Sigh...I don't know. It is difficult to say, because technically she isn't delayed in any areas. We had a lady from Early Steps, this state's Early Intervention program, come for a screening last week. Well, Kit was very shy, and very tired, so as a result she never said a single word the entire time, and she refused to perform several skills tests such as stacking three blocks and scribbling. Now I have seen Kit do far beyond what the screener was asking for, but Miss L had to officially see her do these things, so she ended up appearing delayed in the areas of speech and motor skills. This is not a bad thing because now Kit will get the full Autism evaluation, a much longer and more in depth evaluation with a trained analyst.  However, I have no idea what Kit will decide to show or refuse to do during that one. I also don't know exactly everything they are looking at. From what I can discern however, unless she proves delayed in at least two areas, she will not qualify for services. And since I know that she is capable of performing those tasks, she might not get help for the behaviors she does display.
 
There is an ABA therapy program locally, but insurance doesn't cover it for either of the kids, and there is no way we can afford the recommended weekly amount for both kids. It would cost several thousand a month! They offer a parent training program that I need to gather more information on to see if this might prove to be a future possibility. Right now, though, I'm just trying to learn more about Asperger's, and High Functioning Autism so that I can better help my kiddos. And I'm very aware of the fact that I may need to just research and or develop as much as I can in the way of our own home therapy.
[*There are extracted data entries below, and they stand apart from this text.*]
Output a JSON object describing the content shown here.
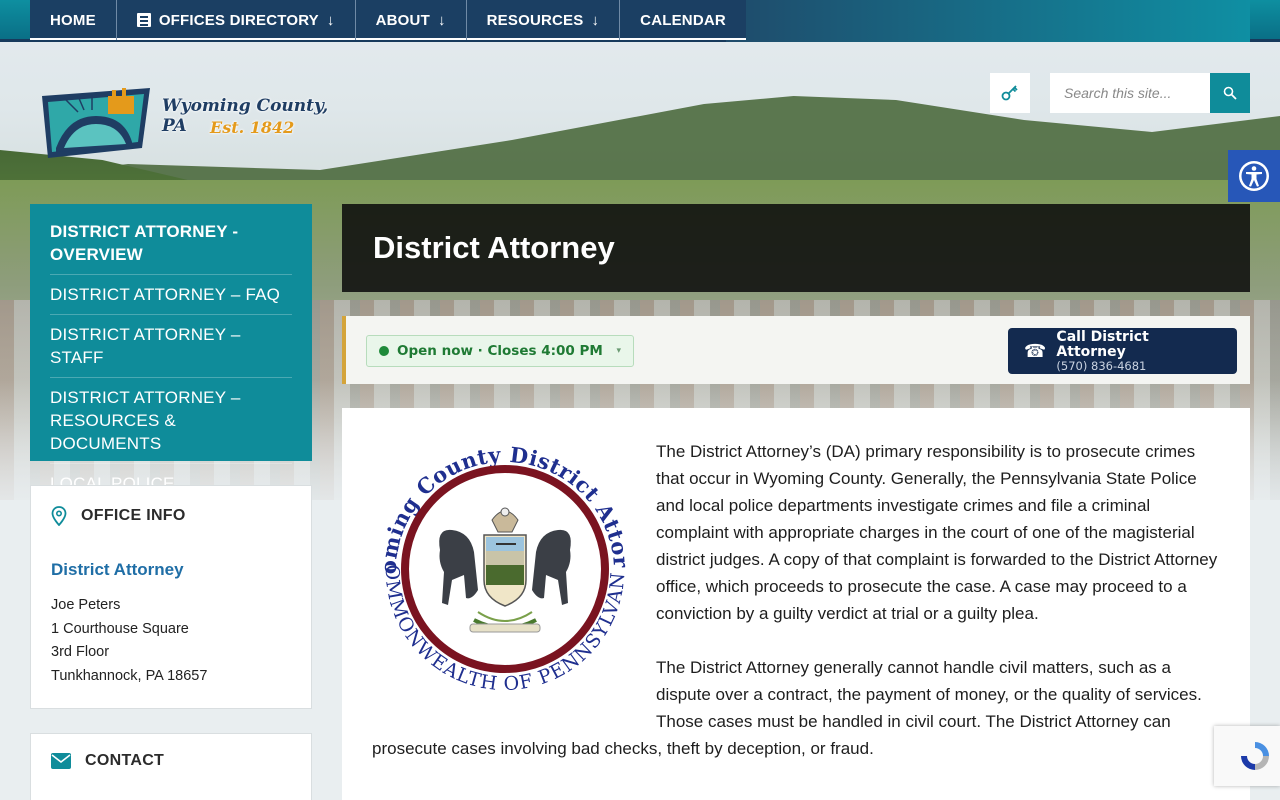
{
  "nav": {
    "items": [
      {
        "label": "HOME"
      },
      {
        "label": "OFFICES DIRECTORY"
      },
      {
        "label": "ABOUT"
      },
      {
        "label": "RESOURCES"
      },
      {
        "label": "CALENDAR"
      }
    ],
    "dropdown_arrow": "↓"
  },
  "logo": {
    "line1": "Wyoming County, PA",
    "line2": "Est. 1842"
  },
  "search": {
    "placeholder": "Search this site..."
  },
  "sidebar": {
    "items": [
      {
        "label": "DISTRICT ATTORNEY - OVERVIEW"
      },
      {
        "label": "DISTRICT ATTORNEY – FAQ"
      },
      {
        "label": "DISTRICT ATTORNEY – STAFF"
      },
      {
        "label": "DISTRICT ATTORNEY – RESOURCES & DOCUMENTS"
      },
      {
        "label": "LOCAL POLICE DEPARTMENTS"
      }
    ]
  },
  "office_info": {
    "title": "OFFICE INFO",
    "office_name": "District Attorney",
    "person": "Joe Peters",
    "address1": "1 Courthouse Square",
    "address2": "3rd Floor",
    "city": "Tunkhannock, PA 18657"
  },
  "contact": {
    "title": "CONTACT"
  },
  "page": {
    "title": "District Attorney"
  },
  "status": {
    "open_text": "Open now · Closes 4:00 PM",
    "caret": "▾",
    "call_label": "Call District Attorney",
    "phone": "(570) 836-4681",
    "phone_glyph": "☎"
  },
  "seal": {
    "top_text": "Wyoming County District Attorney",
    "bottom_text": "COMMONWEALTH OF PENNSYLVANIA"
  },
  "content": {
    "paragraph1": "The District Attorney’s (DA) primary responsibility is to prosecute crimes that occur in Wyoming County. Generally, the Pennsylvania State Police and local police departments investigate crimes and file a criminal complaint with appropriate charges in the court of one of the magisterial district judges. A copy of that complaint is forwarded to the District Attorney office, which proceeds to prosecute the case. A case may proceed to a conviction by a guilty verdict at trial or a guilty plea.",
    "paragraph2": "The District Attorney generally cannot handle civil matters, such as a dispute over a contract, the payment of money, or the quality of services. Those cases must be handled in civil court. The District Attorney can prosecute cases involving bad checks, theft by deception, or fraud."
  },
  "colors": {
    "teal": "#0f8c9a",
    "navy": "#1b3f63",
    "dark_navy": "#132a4f",
    "link_blue": "#1f6ea6",
    "open_green": "#1f7a34",
    "accent_gold": "#d4a43a",
    "seal_red": "#7a1320",
    "seal_blue": "#1f2f8f"
  },
  "icons": {
    "offices_directory": "document-icon",
    "login": "key-icon",
    "search": "search-icon",
    "accessibility": "accessibility-icon",
    "office_info": "map-pin-icon",
    "contact": "envelope-icon",
    "call": "phone-icon",
    "recaptcha": "recaptcha-icon"
  }
}
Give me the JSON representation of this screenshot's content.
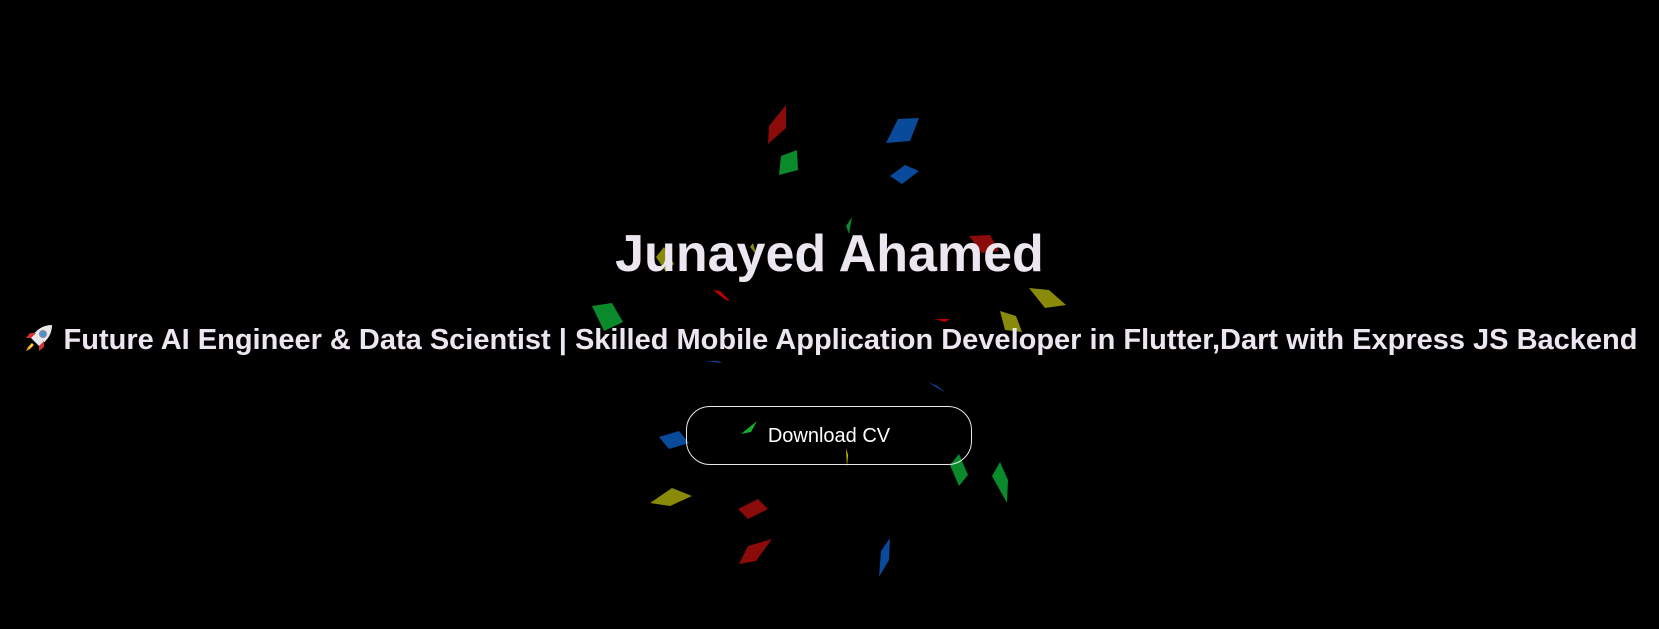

Anything will help us make a lot more progress than just waiting until they are older or, we get richer. HA!
 
With Zak having Asperger's and not displaying many obvious characteristics until he was older, I have a hard time believing that Kit isn't somewhere on the spectrum also, displaying as many characteristics as she does already, though not having other delays. 
 
I do know though, that I have a spitfire, sharp as a tack, cuddly little monster/tornado that I love to absolute bitsums!!! Her cheekies are edible, and her smile is gorgeous. And I am blessed far beyond deserving with all three of my always amazing, yes, sometimes infuriating, but NEVER boring, downright awesome kiddos!! So, we are good.
 
Chillin' out with Brother, and a good work of non-fiction!